Protein coding just tip of genome function

About 5 percent of the mammalian genome is conserved by evolution. Surprisingly, less than a third of that consists of protein-coding genes. The rest of this sequence, known as conserved noncoding sequences (CNCs), is of growing interest to scientists, both as a clue to how genomes work and because variations within CNCs may contribute to human disease. Are CNCs actually functional bits of sequence and, if so, what do they do?

A team of scientists led by Joel Hirschhorn, assistant professor of genetics and pediatrics at Children's Hospital Boston, Harvard Medical School, and associate member of the Broad Institute, has now established that these CNCs are indeed functional in humans, and that they should be examined for genetic changes in disease studies even though the specific functions of these CNCs remain unknown. Their work, a collaboration with Emmanouil Dermitzakis and his colleagues at the Sanger Institute, is published in the December 25 online edition of Nature Genetics.

To demonstrate that CNCs were in fact evolutionarily conserved genome sequences rather than just mutational "cold spots," the researchers took advantage of both the recently released HapMap data on human sequence variants and the chimpanzee genome. The chimp genome helped define ancestral sequences at these variants and the HapMap allowed them to determine the frequencies of new variant alleles — if the CNCs being examined were under strong purifying evolutionary selection, then new alleles within CNCs should be less common in the population than new alleles in the rest of the genome. This was, in fact, what the researchers observed, and subsequently verified by resequencing of about 100 CNCs from two different populations.
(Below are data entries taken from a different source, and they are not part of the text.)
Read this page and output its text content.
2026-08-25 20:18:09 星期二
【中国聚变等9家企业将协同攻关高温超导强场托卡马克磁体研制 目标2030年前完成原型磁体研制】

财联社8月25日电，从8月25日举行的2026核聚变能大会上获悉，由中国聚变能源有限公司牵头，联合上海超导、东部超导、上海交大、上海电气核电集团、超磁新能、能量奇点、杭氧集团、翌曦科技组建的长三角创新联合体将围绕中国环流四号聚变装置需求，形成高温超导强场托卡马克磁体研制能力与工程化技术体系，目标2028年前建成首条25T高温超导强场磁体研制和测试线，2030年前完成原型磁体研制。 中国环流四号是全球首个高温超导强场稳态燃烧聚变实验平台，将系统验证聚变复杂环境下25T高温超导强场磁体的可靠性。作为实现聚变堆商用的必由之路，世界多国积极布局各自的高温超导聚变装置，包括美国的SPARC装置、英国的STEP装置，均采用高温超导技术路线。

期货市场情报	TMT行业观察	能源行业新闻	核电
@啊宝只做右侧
CNCs include a variety of genome pieces, including intronic sequences (areas between exons, or gene-coding sequences), promoter elements, untranslated regions and sequences far removed from a known gene. However, the precise functions of these various CNCs is still largely unknown. But this does not make them irrelevant: The fact that these are jealously guarded by evolution, combined with their relative abundance compared to protein-coding sequence, argues strongly that genetic variation in these CNCs plays a critical role in disease. The tools at hand, such as the HapMap, should make screening CNCs in addition to protein-coding regions standard practice in future disease gene studies, even before the function of each is determined.